The Missouri Gaming Commission last month set a Sept. 1 deadline for formal applications from casino developers. By Oct. 1, communities hoping to win the casino competition must comment on applications submitted for their locations, said LeAnn McCarthy. Commissioners said last month that they expect to choose a location by the end of the year.
Cape Girardeau city manager Scott Meyer has set July 8 as the date of a special city council meeting to hear proposals from developers hoping to locate in the city. Three development groups, one local and two from outside the area, have publicly expressed interest in building the casino, and more could emerge by July 8.
Cape Girardeau is viewed as one of the top contenders in the casino battle after Ameristar Casinos, which has some of the state's most lucrative gambling establishments in St. Louis and Kansas City, said new casinos in either of those markets would eat into revenue at existing locations. The state's other casino operators have also reported economic analyses to the gaming commission, McCarthy said, but those evaluations are closed records. Ameristar's evaluation, announced in a news release issued last month, said a Cape Girardeau casino could expect to have $87 million in net revenue, produce $18.3 million in revenue for schools and $5.3 million in revenue from boarding taxes, money that is split between the state and the city.
Cape Girardeau voters rejected casino gambling in April 1993 but approved it on a second vote in November 1993. The city enlisted Boyd Gaming to pursue a casino license. The company was not successful.
Austin and his group have said their main purpose in forcing another vote is to make sure that Cape Girardeau voters still want a casino. The population of the city has changed in 17 years and the attitude toward gambling may have changed as well, he said.

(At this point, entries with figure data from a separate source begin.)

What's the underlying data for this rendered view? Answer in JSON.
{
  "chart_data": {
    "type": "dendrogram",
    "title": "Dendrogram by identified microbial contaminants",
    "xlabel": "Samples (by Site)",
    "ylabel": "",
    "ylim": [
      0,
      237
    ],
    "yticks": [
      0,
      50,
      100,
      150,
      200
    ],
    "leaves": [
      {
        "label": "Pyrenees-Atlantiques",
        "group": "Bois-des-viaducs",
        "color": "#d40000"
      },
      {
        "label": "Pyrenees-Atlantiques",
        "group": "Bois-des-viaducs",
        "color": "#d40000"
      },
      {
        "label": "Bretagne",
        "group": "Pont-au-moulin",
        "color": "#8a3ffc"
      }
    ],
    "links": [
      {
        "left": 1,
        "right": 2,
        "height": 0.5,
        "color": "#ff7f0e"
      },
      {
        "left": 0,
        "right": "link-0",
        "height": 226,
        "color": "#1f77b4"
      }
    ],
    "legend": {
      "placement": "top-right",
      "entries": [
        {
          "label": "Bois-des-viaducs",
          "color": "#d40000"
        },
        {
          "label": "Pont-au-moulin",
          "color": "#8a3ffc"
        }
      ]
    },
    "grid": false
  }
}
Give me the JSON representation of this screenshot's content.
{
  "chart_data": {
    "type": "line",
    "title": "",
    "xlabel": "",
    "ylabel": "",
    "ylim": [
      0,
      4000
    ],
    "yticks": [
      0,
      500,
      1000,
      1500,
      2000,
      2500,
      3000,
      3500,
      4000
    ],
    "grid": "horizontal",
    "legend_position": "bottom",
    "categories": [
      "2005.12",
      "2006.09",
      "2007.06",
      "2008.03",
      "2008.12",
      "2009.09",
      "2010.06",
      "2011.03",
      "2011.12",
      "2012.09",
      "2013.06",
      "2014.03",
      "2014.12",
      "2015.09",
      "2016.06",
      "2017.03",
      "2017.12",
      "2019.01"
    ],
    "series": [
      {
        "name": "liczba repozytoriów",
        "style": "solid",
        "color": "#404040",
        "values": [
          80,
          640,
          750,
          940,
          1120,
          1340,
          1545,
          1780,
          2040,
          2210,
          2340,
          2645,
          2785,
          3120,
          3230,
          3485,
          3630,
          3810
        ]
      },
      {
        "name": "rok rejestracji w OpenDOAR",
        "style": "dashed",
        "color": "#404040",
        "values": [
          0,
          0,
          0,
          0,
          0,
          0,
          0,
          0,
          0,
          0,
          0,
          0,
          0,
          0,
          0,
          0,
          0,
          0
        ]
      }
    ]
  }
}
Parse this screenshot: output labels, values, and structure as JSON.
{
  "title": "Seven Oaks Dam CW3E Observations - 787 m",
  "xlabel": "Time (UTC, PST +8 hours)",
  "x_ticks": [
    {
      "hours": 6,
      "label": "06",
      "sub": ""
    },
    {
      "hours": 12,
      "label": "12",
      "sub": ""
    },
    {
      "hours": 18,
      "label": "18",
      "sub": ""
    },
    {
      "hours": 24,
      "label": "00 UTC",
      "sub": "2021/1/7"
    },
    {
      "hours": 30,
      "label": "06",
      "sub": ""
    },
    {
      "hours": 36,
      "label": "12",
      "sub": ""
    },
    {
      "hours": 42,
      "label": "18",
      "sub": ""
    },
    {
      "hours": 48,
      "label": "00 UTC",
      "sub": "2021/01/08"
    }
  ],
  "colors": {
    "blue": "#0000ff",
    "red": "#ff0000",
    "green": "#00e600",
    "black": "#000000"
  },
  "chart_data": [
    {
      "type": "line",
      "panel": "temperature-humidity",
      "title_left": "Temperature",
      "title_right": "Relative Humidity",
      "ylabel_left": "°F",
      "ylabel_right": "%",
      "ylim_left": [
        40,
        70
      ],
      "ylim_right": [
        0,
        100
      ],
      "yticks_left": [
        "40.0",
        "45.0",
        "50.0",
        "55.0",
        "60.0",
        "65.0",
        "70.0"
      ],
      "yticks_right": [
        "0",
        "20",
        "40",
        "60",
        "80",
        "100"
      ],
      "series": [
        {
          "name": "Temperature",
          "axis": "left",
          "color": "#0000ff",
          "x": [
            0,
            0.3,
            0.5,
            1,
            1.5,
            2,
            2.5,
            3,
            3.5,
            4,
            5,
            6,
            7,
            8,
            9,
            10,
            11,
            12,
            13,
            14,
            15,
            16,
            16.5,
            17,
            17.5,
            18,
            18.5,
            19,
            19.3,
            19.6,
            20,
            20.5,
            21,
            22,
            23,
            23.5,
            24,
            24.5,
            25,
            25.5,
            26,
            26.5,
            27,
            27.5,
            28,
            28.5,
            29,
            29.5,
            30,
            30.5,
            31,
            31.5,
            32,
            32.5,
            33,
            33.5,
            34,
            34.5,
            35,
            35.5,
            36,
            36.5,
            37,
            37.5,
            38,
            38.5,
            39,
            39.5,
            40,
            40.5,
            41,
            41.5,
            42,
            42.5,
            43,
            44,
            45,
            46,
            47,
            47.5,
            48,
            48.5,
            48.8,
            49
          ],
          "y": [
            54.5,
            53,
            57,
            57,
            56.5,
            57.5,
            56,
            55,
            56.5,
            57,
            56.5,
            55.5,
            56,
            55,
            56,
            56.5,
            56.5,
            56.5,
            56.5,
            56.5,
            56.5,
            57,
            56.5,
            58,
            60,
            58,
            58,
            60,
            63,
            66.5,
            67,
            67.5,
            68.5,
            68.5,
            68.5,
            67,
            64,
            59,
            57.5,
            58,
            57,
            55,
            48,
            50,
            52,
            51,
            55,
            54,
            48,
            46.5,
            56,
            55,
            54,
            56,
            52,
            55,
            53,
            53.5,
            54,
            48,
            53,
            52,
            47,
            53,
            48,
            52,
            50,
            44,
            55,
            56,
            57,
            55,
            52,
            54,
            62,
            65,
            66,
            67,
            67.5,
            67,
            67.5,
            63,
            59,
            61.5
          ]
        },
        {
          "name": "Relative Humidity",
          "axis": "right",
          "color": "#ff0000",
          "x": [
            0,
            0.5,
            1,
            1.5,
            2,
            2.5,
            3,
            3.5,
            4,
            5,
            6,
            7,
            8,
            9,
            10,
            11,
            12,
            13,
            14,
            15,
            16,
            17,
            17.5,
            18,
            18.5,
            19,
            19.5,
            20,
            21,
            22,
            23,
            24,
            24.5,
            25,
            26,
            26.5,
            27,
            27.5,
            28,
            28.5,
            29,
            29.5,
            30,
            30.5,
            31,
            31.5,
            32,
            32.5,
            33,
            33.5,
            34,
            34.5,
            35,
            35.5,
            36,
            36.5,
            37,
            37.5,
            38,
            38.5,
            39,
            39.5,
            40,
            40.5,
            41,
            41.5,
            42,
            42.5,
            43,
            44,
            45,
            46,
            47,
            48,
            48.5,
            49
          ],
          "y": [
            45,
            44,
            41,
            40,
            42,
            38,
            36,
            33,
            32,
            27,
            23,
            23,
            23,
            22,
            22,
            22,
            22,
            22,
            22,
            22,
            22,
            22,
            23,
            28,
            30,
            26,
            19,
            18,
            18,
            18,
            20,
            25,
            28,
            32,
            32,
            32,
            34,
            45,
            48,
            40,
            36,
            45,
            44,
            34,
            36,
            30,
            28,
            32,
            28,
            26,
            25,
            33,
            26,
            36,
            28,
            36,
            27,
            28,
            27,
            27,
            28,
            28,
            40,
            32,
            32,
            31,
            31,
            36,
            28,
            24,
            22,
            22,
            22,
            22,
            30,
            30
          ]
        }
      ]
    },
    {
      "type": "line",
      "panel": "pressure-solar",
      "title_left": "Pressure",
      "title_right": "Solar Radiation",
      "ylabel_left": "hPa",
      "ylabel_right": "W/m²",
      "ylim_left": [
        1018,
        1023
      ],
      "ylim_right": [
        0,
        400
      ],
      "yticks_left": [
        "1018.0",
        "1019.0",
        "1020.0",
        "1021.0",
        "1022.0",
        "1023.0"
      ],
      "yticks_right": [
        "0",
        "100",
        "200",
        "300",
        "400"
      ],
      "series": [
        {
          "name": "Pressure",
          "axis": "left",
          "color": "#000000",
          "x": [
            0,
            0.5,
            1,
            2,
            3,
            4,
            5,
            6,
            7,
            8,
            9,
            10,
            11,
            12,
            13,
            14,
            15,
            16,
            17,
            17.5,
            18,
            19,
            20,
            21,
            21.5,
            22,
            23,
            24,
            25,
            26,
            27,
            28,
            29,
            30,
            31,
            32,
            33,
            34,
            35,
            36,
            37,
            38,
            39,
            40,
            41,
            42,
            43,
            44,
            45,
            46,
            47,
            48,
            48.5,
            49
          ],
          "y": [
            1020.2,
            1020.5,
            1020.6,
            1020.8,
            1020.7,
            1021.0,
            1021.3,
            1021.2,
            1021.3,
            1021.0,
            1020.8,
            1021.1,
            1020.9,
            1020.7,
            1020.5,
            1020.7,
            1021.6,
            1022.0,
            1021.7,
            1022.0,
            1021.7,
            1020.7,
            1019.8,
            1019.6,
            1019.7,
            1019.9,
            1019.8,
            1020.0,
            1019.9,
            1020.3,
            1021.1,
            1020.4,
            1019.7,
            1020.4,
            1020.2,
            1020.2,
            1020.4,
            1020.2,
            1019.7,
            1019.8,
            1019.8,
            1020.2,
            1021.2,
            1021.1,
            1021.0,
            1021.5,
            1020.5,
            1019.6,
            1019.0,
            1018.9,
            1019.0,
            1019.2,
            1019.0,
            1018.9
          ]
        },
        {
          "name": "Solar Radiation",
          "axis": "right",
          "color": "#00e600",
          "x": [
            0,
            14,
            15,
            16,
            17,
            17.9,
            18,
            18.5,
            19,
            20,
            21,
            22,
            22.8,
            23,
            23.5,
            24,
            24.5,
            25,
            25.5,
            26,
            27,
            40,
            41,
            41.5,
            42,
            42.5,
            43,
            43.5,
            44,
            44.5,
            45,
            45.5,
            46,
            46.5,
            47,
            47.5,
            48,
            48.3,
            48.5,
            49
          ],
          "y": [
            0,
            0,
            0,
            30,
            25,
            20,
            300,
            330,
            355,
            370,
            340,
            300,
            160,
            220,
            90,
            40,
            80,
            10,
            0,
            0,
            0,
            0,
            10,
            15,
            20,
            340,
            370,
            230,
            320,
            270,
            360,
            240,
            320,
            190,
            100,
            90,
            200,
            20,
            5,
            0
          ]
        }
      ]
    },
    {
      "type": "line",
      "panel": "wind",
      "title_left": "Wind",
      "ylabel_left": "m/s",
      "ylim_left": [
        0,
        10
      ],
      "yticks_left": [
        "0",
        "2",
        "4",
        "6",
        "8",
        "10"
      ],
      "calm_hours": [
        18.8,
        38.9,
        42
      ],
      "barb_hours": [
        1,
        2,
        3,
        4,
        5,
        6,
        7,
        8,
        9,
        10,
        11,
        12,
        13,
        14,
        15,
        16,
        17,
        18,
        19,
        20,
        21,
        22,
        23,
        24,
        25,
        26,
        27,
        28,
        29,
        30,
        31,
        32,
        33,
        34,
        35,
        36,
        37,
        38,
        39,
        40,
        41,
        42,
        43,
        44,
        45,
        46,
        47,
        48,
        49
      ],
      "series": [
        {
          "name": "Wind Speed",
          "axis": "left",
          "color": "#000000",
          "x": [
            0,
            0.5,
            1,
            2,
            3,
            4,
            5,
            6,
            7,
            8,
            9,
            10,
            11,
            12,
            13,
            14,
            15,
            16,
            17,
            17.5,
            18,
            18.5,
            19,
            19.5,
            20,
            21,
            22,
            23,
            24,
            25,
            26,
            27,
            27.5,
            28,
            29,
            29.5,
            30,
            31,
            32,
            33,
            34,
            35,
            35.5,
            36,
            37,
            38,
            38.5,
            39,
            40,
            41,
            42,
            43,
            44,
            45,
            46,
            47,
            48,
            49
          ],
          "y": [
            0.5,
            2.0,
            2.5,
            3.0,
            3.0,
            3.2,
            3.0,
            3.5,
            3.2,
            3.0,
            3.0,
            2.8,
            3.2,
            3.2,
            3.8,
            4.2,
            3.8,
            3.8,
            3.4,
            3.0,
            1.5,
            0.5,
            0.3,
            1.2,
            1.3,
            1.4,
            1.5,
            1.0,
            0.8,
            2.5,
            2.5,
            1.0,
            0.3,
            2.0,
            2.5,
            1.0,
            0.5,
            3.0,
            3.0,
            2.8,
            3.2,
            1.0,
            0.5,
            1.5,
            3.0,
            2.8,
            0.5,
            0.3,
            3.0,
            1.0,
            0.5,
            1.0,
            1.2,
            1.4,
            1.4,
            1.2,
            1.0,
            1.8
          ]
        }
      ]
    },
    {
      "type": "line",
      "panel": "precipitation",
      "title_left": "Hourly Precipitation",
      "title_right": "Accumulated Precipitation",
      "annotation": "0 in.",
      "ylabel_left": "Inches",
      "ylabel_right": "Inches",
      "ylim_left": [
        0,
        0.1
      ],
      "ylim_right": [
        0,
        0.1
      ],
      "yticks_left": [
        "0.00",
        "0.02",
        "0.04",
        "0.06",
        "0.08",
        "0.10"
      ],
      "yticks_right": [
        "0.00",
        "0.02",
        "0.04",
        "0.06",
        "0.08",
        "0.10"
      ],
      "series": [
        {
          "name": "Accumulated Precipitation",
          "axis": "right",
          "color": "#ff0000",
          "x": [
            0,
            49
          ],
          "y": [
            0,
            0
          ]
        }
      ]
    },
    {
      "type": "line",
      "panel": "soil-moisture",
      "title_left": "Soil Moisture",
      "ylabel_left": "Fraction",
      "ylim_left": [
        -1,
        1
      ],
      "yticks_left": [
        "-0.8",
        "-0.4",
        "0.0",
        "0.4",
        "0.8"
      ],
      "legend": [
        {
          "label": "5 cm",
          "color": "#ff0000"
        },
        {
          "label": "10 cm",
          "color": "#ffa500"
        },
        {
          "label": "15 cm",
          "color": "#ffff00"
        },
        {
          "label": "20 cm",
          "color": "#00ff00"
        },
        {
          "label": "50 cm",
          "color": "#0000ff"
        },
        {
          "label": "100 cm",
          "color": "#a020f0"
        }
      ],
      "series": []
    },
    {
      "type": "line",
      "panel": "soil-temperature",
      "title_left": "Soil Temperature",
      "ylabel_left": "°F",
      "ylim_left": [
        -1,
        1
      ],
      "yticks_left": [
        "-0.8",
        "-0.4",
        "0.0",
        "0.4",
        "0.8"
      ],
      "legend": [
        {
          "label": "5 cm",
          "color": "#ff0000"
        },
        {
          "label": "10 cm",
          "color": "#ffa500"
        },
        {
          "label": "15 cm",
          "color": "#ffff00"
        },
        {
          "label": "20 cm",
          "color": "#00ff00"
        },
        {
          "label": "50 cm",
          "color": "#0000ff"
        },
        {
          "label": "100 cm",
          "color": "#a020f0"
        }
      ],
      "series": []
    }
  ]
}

Most people approached about the petition have been willing to sign it whether they support or oppose gambling. "Many people say, 'Doug, I am going to vote for gambling when we get it on the ballot for the current citizens of Cape Girardeau,'" he said.
As soon as the paperwork arrives, the county clerk's staff will begin reviewing each signature submitted, elections director Joey Keys said. Only signatures from registered voters living within Cape Girardeau will be counted toward the total.
"We are going to process them as fast and as accurately as we can," Keys said.
Austin dismissed suggestions that the vote could cost the city a chance at a windfall of new revenue.
"I am not costing the city anything," he said. "This is within the established guidelines for citizens if they want to put something on the ballot."